As an example, credit standing businesses (CRAs) CARE Ranking Restricted (CARE) and ICRA Restricted (ICRA), on March 03, 2025, and March 04, 2025, respectively, downgraded the scores assigned for fund-based and non-fund based mostly credit score amenities availed by Gensol to ‘D’ over delays in servicing debt obligations. On March 5, Gensol issued a launch, signed by Anol Singh Jaggi denied falsifying any debt serving claims.
Upon investigation the promoters had been discovered by SEBI to have submitted faux paperwork to Indian Renewable Vitality Growth Company (IREDA) and Energy Finance Company (PFC) to cover mortgage defaults.
The CRAs said that once they sought time period mortgage agreements, Gensol offered statements of all lenders aside from IREDA and PFC. In these instances, Gensol shared ‘Conduct Letter’ purportedly issued by IREDA and PFC, stating that Gensol was common in debt servicing. As soon as SEBI sought affirmation from IREDA and PFC on the Conduct Letters and NOCs, each the lenders categorically denied having issued such letters.

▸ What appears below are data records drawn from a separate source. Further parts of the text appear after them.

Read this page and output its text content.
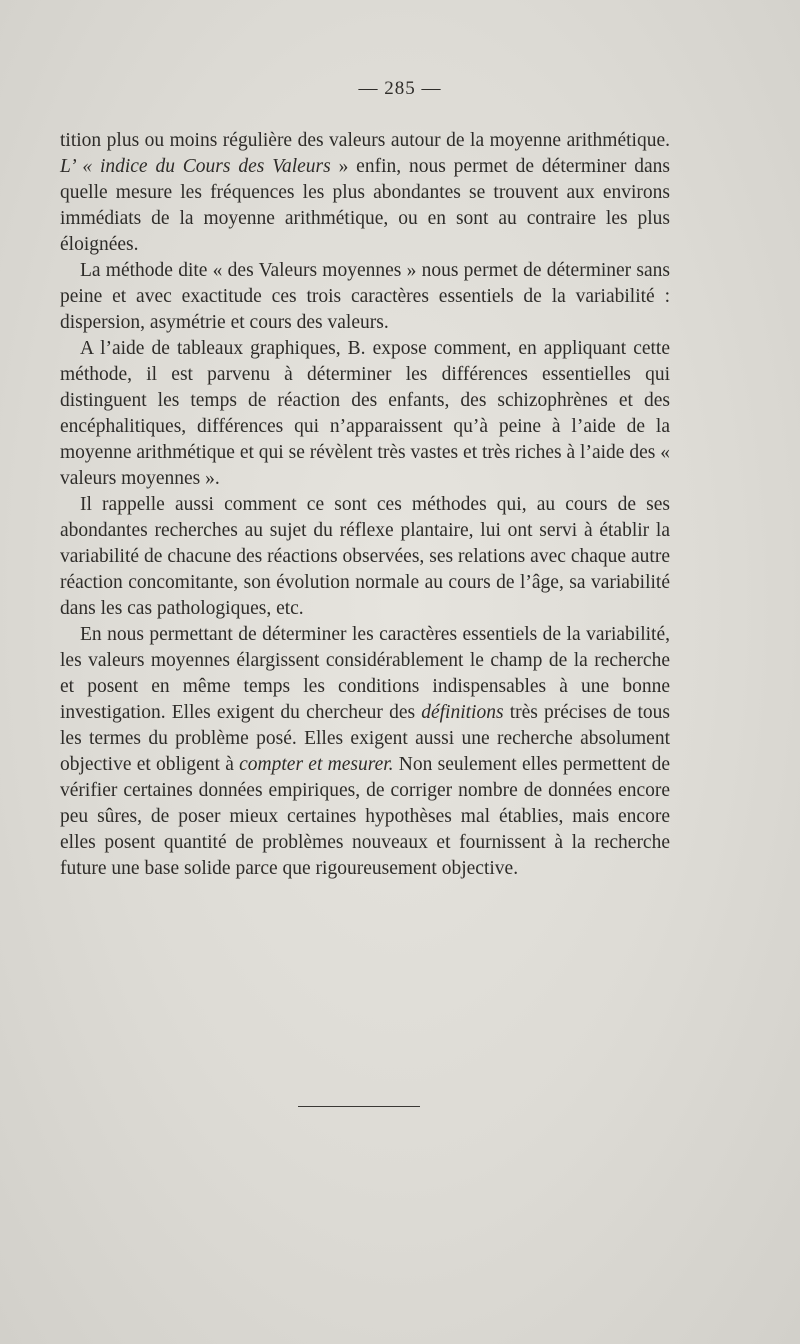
— 285 —

tition plus ou moins régulière des valeurs autour de la moyenne arithmétique. L’ « indice du Cours des Valeurs » enfin, nous permet de déterminer dans quelle mesure les fréquences les plus abondantes se trouvent aux environs immédiats de la moyenne arithmétique, ou en sont au contraire les plus éloignées.

La méthode dite « des Valeurs moyennes » nous permet de déterminer sans peine et avec exactitude ces trois caractères essentiels de la variabilité : dispersion, asymétrie et cours des valeurs.

A l’aide de tableaux graphiques, B. expose comment, en appliquant cette méthode, il est parvenu à déterminer les différences essentielles qui distinguent les temps de réaction des enfants, des schizophrènes et des encéphalitiques, différences qui n’apparaissent qu’à peine à l’aide de la moyenne arithmétique et qui se révèlent très vastes et très riches à l’aide des « valeurs moyennes ».

Il rappelle aussi comment ce sont ces méthodes qui, au cours de ses abondantes recherches au sujet du réflexe plantaire, lui ont servi à établir la variabilité de chacune des réactions observées, ses relations avec chaque autre réaction concomitante, son évolution normale au cours de l’âge, sa variabilité dans les cas pathologiques, etc.

En nous permettant de déterminer les caractères essentiels de la variabilité, les valeurs moyennes élargissent considérablement le champ de la recherche et posent en même temps les conditions indispensables à une bonne investigation. Elles exigent du chercheur des définitions très précises de tous les termes du problème posé. Elles exigent aussi une recherche absolument objective et obligent à compter et mesurer. Non seulement elles permettent de vérifier certaines données empiriques, de corriger nombre de données encore peu sûres, de poser mieux certaines hypothèses mal établies, mais encore elles posent quantité de problèmes nouveaux et fournissent à la recherche future une base solide parce que rigoureusement objective.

IREDA and PFC had given Rs 977.75 crore time period loans to Gensol, out of which Rs 663.89 crore was for buying 6,400 EVs, which had been subsequently leased to BluSmart. In a response on February 14, 2025, Gensol acknowledged that it procured 4,704 EVs as towards 6,400. The determine was corroborated by Go-Auto Pvt Ltd that equipped the EVs. It acknowledged promoting 4,704 EVs to Gensol for Rs 567.73 crore, which is lower than what IREDA and PFC had given for EVs.
Gensol was to supply an extra fairness (margin) contribution of 20 per cent, bringing the full anticipated deployment of Rs 829.86 crore for the acquisition of 6,400 EVs. Based mostly on this, the SEBI said that Rs 262.13 crore (Rs 829.86 crore – Rs 567.73 crore) remained unaccounted for.